There is a pretty important exception to this rule: cases where the end result must be generated from inputs because it’s going to be applied to multiple sets of inputs. For instance, a compositing graph might well be complex and difficult to reason about. That’s just too bad, because “collapsing” the graph would make the results useless.

I suggest that this is an indication that compositing moving images is actually a completely different class of problem--just like rigging, compositing is in fact programming. A crucial difference here is that, unlike an animator who is either authoring inputs into the keyframe/rigging system, a compositor’s creation is the system itself, ie. the graph that will take in rendered or filmed inputs (plus inputs the compositing artist may have created like keyframes, ramps, masks, etc) and output final frames. The difference is whether what you are creating is fundamentally data that will be fed into a process (keyframes, poses, pixels, bezier handle locations, vertices, voxels, etc) or whether you are creating both data and the process that will be used to process that data (probably in the form of a node graph).

This idea isn’t at all new--Shake files used to be called “scripts” after all--but it’s not how people usually think about what a compositing artist is creating. And it’s not necessarily just true of node-graph-based systems. Are you using a lot of nested comps and complex layer interactions in After Effects? Congratulations, you’re a programmer. You’re using an extremely obfuscated system to do your programming, but that doesn’t make you not a programmer. Also, being a programmer doesn’t make you not an artist. There is nothing whatsoever mutually exclusive about those roles.

I’m really, really old***, so I remember the early days of CG. I was excited when I first saw Chromosaurus and Stanley & Stella in Breaking the Ice. I remember how much promise there was supposed to be in computer art, how the ability to tweak anything via a simple parameter was supposed to take the drudgery out of the artistic creation process. And sometimes, it did. Sometimes you got the kind of “big win” represented by nonlinear editing, which we now just call “editing” because doing things the old-fashioned way is so impractical by comparison that it barely exists. But just as often, the promise of “parameterized” art failed.

In the ensuing decades most disciplines gradually settled into an understanding of what different techniques were and weren’t good for. You generate a cityscape procedurally, but you sculpt a character. This understanding has never truly emerged for animation, and we’re still stuck with a system that is fundamentally built on a “parameterized” approach in every case. I’d go so far as to say that the fundamental assumption behind Maya is that this is the only approach, even though the actual animators and TDs using the software have been trying to turn it in other directions for the sake of their sanity for decades now.

To do something about this, it would help to gain some sort of understanding of why nondestructive techniques are good for some things and terrible for others. I don’t think this conception of the problem fully gets at all it’s aspects, but I think it’s a start.

You see, Zog? We’re a young species, but we show great promise. You were not so different, once.

*To be completely clear, by “keyframe animation” I mean animation based on curves with keyframes as control points. This is not the same, and in fact is in some ways opposed to, the concept of “key poses” as used by traditional animators.
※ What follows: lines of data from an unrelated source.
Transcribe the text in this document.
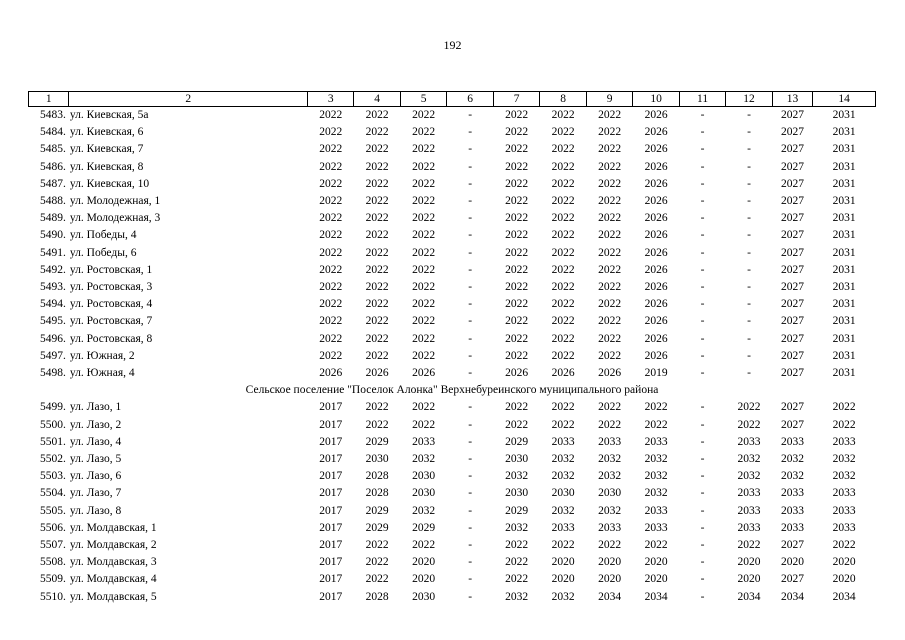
192
1	2	3	4	5	6	7	8	9	10	11	12	13	14
5483.	ул. Киевская, 5а	2022	2022	2022	-	2022	2022	2022	2026	-	-	2027	2031
5484.	ул. Киевская, 6	2022	2022	2022	-	2022	2022	2022	2026	-	-	2027	2031
5485.	ул. Киевская, 7	2022	2022	2022	-	2022	2022	2022	2026	-	-	2027	2031
5486.	ул. Киевская, 8	2022	2022	2022	-	2022	2022	2022	2026	-	-	2027	2031
5487.	ул. Киевская, 10	2022	2022	2022	-	2022	2022	2022	2026	-	-	2027	2031
5488.	ул. Молодежная, 1	2022	2022	2022	-	2022	2022	2022	2026	-	-	2027	2031
5489.	ул. Молодежная, 3	2022	2022	2022	-	2022	2022	2022	2026	-	-	2027	2031
5490.	ул. Победы, 4	2022	2022	2022	-	2022	2022	2022	2026	-	-	2027	2031
5491.	ул. Победы, 6	2022	2022	2022	-	2022	2022	2022	2026	-	-	2027	2031
5492.	ул. Ростовская, 1	2022	2022	2022	-	2022	2022	2022	2026	-	-	2027	2031
5493.	ул. Ростовская, 3	2022	2022	2022	-	2022	2022	2022	2026	-	-	2027	2031
5494.	ул. Ростовская, 4	2022	2022	2022	-	2022	2022	2022	2026	-	-	2027	2031
5495.	ул. Ростовская, 7	2022	2022	2022	-	2022	2022	2022	2026	-	-	2027	2031
5496.	ул. Ростовская, 8	2022	2022	2022	-	2022	2022	2022	2026	-	-	2027	2031
5497.	ул. Южная, 2	2022	2022	2022	-	2022	2022	2022	2026	-	-	2027	2031
5498.	ул. Южная, 4	2026	2026	2026	-	2026	2026	2026	2019	-	-	2027	2031
Сельское поселение "Поселок Алонка" Верхнебуреинского муниципального района													
5499.	ул. Лазо, 1	2017	2022	2022	-	2022	2022	2022	2022	-	2022	2027	2022
5500.	ул. Лазо, 2	2017	2022	2022	-	2022	2022	2022	2022	-	2022	2027	2022
5501.	ул. Лазо, 4	2017	2029	2033	-	2029	2033	2033	2033	-	2033	2033	2033
5502.	ул. Лазо, 5	2017	2030	2032	-	2030	2032	2032	2032	-	2032	2032	2032
5503.	ул. Лазо, 6	2017	2028	2030	-	2032	2032	2032	2032	-	2032	2032	2032
5504.	ул. Лазо, 7	2017	2028	2030	-	2030	2030	2030	2032	-	2033	2033	2033
5505.	ул. Лазо, 8	2017	2029	2032	-	2029	2032	2032	2033	-	2033	2033	2033
5506.	ул. Молдавская, 1	2017	2029	2029	-	2032	2033	2033	2033	-	2033	2033	2033
5507.	ул. Молдавская, 2	2017	2022	2022	-	2022	2022	2022	2022	-	2022	2027	2022
5508.	ул. Молдавская, 3	2017	2022	2020	-	2022	2020	2020	2020	-	2020	2020	2020
5509.	ул. Молдавская, 4	2017	2022	2020	-	2022	2020	2020	2020	-	2020	2027	2020
5510.	ул. Молдавская, 5	2017	2028	2030	-	2032	2032	2034	2034	-	2034	2034	2034
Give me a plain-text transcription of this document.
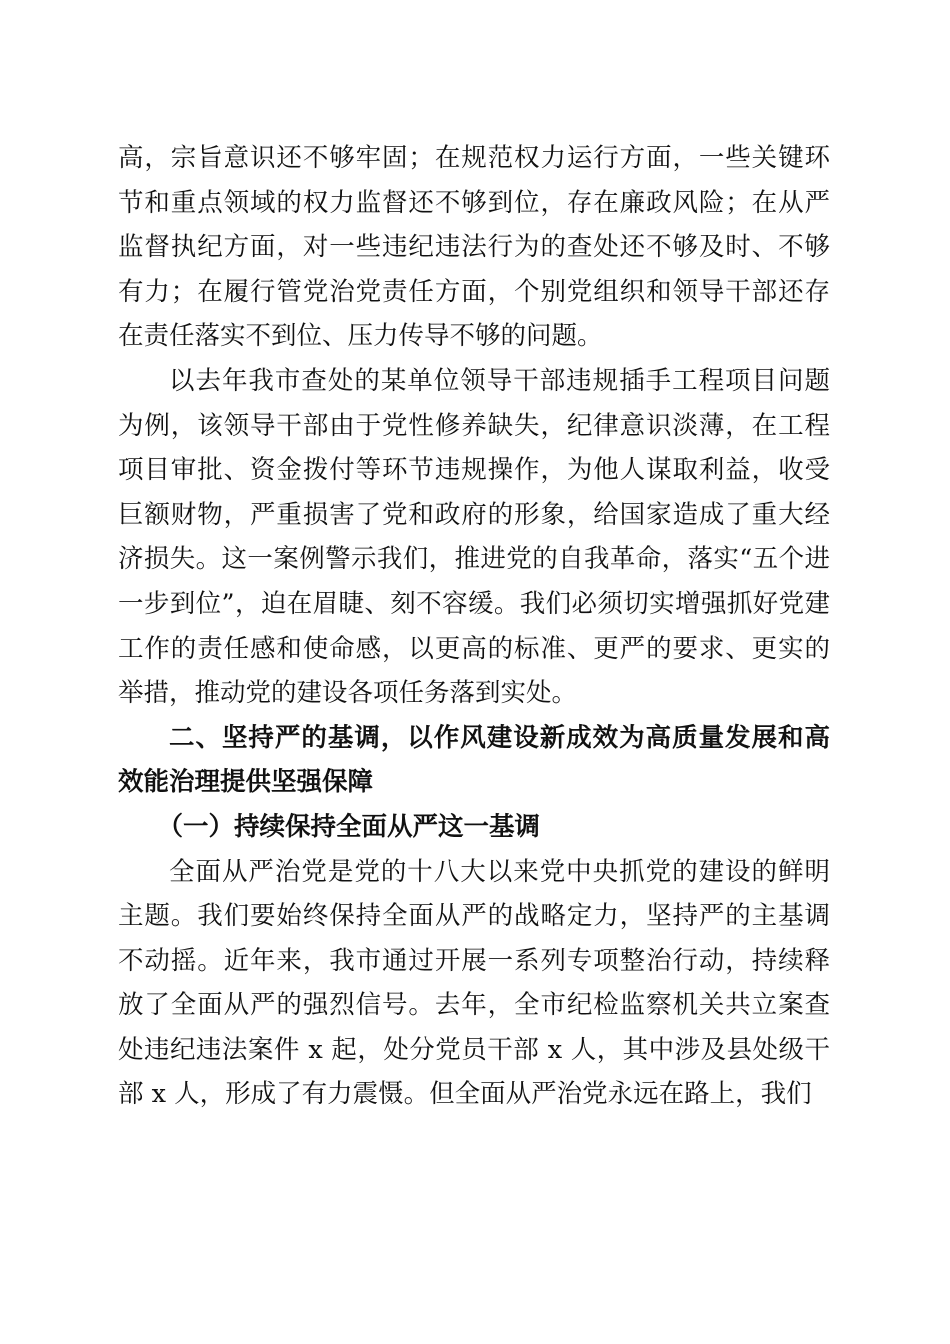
高，宗旨意识还不够牢固；在规范权力运行方面，一些关键环节和重点领域的权力监督还不够到位，存在廉政风险；在从严监督执纪方面，对一些违纪违法行为的查处还不够及时、不够有力；在履行管党治党责任方面，个别党组织和领导干部还存在责任落实不到位、压力传导不够的问题。

以去年我市查处的某单位领导干部违规插手工程项目问题为例，该领导干部由于党性修养缺失，纪律意识淡薄，在工程项目审批、资金拨付等环节违规操作，为他人谋取利益，收受巨额财物，严重损害了党和政府的形象，给国家造成了重大经济损失。这一案例警示我们，推进党的自我革命，落实“五个进一步到位”，迫在眉睫、刻不容缓。我们必须切实增强抓好党建工作的责任感和使命感，以更高的标准、更严的要求、更实的举措，推动党的建设各项任务落到实处。

二、坚持严的基调，以作风建设新成效为高质量发展和高效能治理提供坚强保障

（一）持续保持全面从严这一基调

全面从严治党是党的十八大以来党中央抓党的建设的鲜明主题。我们要始终保持全面从严的战略定力，坚持严的主基调不动摇。近年来，我市通过开展一系列专项整治行动，持续释放了全面从严的强烈信号。去年，全市纪检监察机关共立案查处违纪违法案件 x 起，处分党员干部 x 人，其中涉及县处级干部 x 人，形成了有力震慑。但全面从严治党永远在路上，我们
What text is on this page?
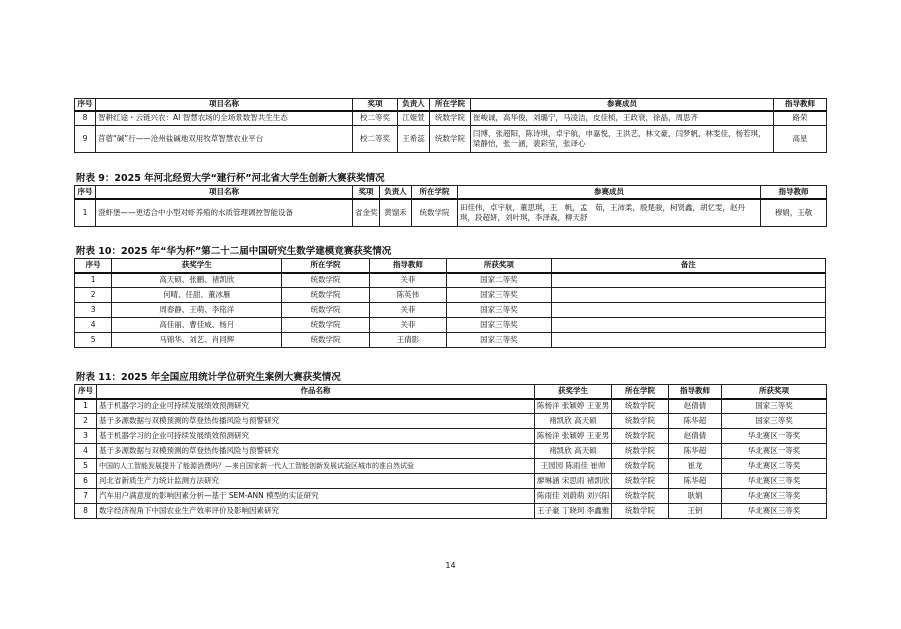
序号	项目名称	奖项	负责人	所在学院	参赛成员	指导教师
8	智耕红途・云链兴农：AI 智慧农场的全场景数智共生生态	校二等奖	江姬萱	统数学院	崔峻诚，高华俊，刘璐宁，马凌洁，皮佳桢，王政衰，徐晶，周思齐	路荣
9	苜蓿“碱”行——沧州盐碱地双用牧草智慧农业平台	校二等奖	王希蕊	统数学院	闫博，张超阳，陈诗琪，卓宇航，申嘉悦，王洪艺，林文豪，闫梦帆，林雯佳，杨若琪，梁静怡，张一涵，裴彩莹，张译心	高星
附表 9：2025 年河北经贸大学“建行杯”河北省大学生创新大赛获奖情况
序号	项目名称	奖项	负责人	所在学院	参赛成员	指导教师
1	澄虾堡——更适合中小型对虾养殖的水质管理调控智能设备	省金奖	黄馏禾	统数学院	田佳伟，卓宇航，董思琪，王　帆，孟　茹，王沛柔，殷楚骏，柯贤鑫，胡忆雯，赵丹琪，段超妍，刘叶琪，李泽森，柳天舒	穆娟，王敬
附表 10：2025 年“华为杯”第二十二届中国研究生数学建模竞赛获奖情况
序号	获奖学生	所在学院	指导教师	所获奖项	备注
1	高天硕、张鹏、褚凯欣	统数学院	关菲	国家二等奖	
2	何晴、任甜、董冰雁	统数学院	陈英伟	国家三等奖	
3	周春静、王萌、李铭洋	统数学院	关菲	国家三等奖	
4	高佳丽、曹佳威、杨月	统数学院	关菲	国家三等奖	
5	马锦华、刘艺、肖同辉	统数学院	王倩影	国家三等奖	
附表 11：2025 年全国应用统计学位研究生案例大赛获奖情况
序号	作品名称	获奖学生	所在学院	指导教师	所获奖项
1	基于机器学习的企业可持续发展绩效预测研究	陈杨洋 张颖婷 王亚男	统数学院	赵倩倩	国家三等奖
2	基于多源数据与双模预测的草登热传播风险与预警研究	褚凯欣 高天硕	统数学院	陈华超	国家三等奖
3	基于机器学习的企业可持续发展绩效预测研究	陈杨洋 张颖婷 王亚男	统数学院	赵倩倩	华北赛区一等奖
4	基于多源数据与双模预测的草登热传播风险与预警研究	褚凯欣 高天硕	统数学院	陈华超	华北赛区一等奖
5	中国的人工智能发展提升了能源消费吗？—来自国家新一代人工智能创新发展试验区城市的准自然试验	王园园 陈雨佳 崔帅	统数学院	崔龙	华北赛区二等奖
6	河北省新质生产力统计监测方法研究	廖琳涵 宋思雨 褚凯欣	统数学院	陈华超	华北赛区三等奖
7	汽车用户满意度的影响因素分析—基于 SEM-ANN 模型的实证研究	陈雨佳 刘蔚萌 刘兴阳	统数学院	耿娟	华北赛区三等奖
8	数字经济视角下中国农业生产效率评价及影响因素研究	王子豪 丁晓珂 李鑫雅	统数学院	王钥	华北赛区三等奖
14
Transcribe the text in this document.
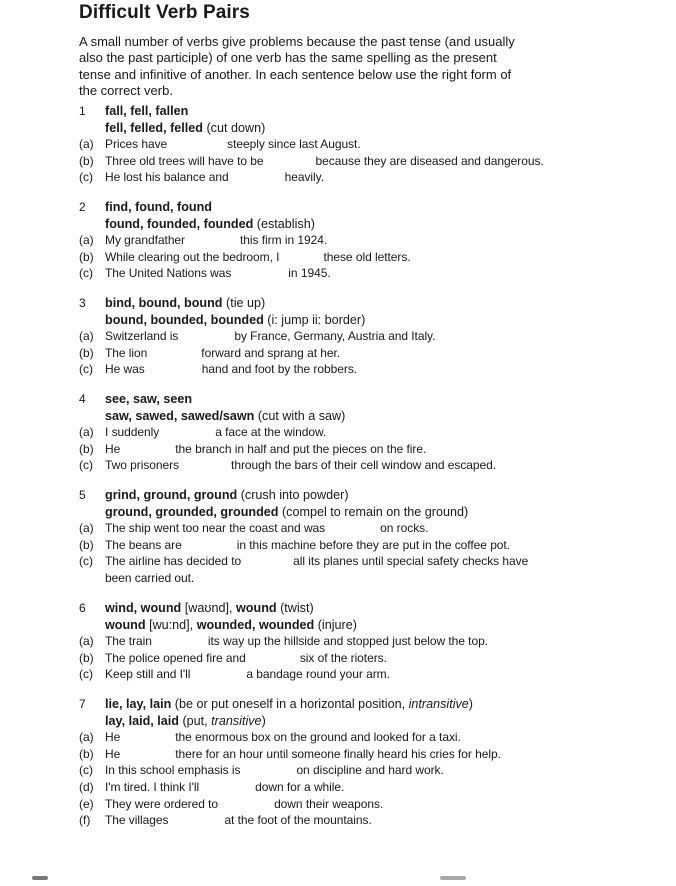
Difficult Verb Pairs
A small number of verbs give problems because the past tense (and usually
also the past participle) of one verb has the same spelling as the present
tense and infinitive of another. In each sentence below use the right form of
the correct verb.
1 fall, fell, fallen
fell, felled, felled (cut down)
(a) Prices have	steeply since last August.
(b) Three old trees will have to be	because they are diseased and dangerous.
(c) He lost his balance and	heavily.
2 find, found, found
found, founded, founded (establish)
(a) My grandfather	this firm in 1924.
(b) While clearing out the bedroom, I	these old letters.
(c) The United Nations was	in 1945.
3 bind, bound, bound (tie up)
bound, bounded, bounded (i: jump ii: border)
(a) Switzerland is	by France, Germany, Austria and Italy.
(b) The lion	forward and sprang at her.
(c) He was	hand and foot by the robbers.
4 see, saw, seen
saw, sawed, sawed/sawn (cut with a saw)
(a) I suddenly	a face at the window.
(b) He	the branch in half and put the pieces on the fire.
(c) Two prisoners	through the bars of their cell window and escaped.
5 grind, ground, ground (crush into powder)
ground, grounded, grounded (compel to remain on the ground)
(a) The ship went too near the coast and was	on rocks.
(b) The beans are	in this machine before they are put in the coffee pot.
(c) The airline has decided to	all its planes until special safety checks have
been carried out.
6 wind, wound [waʊnd], wound (twist)
wound [wu:nd], wounded, wounded (injure)
(a) The train	its way up the hillside and stopped just below the top.
(b) The police opened fire and	six of the rioters.
(c) Keep still and I'll	a bandage round your arm.
7 lie, lay, lain (be or put oneself in a horizontal position, intransitive)
lay, laid, laid (put, transitive)
(a) He	the enormous box on the ground and looked for a taxi.
(b) He	there for an hour until someone finally heard his cries for help.
(c) In this school emphasis is	on discipline and hard work.
(d) I'm tired. I think I'll	down for a while.
(e) They were ordered to	down their weapons.
(f) The villages	at the foot of the mountains.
**There are, of course, vector-based painting systems, but I’d argue that the user interacts with them more like raster painting systems then like Illustrator. The problem of nondestructive workflows is a user interaction problem--whatever the program uses to represent what the user is creating under the hood may be a separate question.

***I’m 37, but I got out ahead of the pack and started being super old at a young age. As evidence, I not only remember when “desktop video” was a thing, I remember when “desktop publishing” was a thing. For you youngsters, that’s what we now refer to as “publishing.”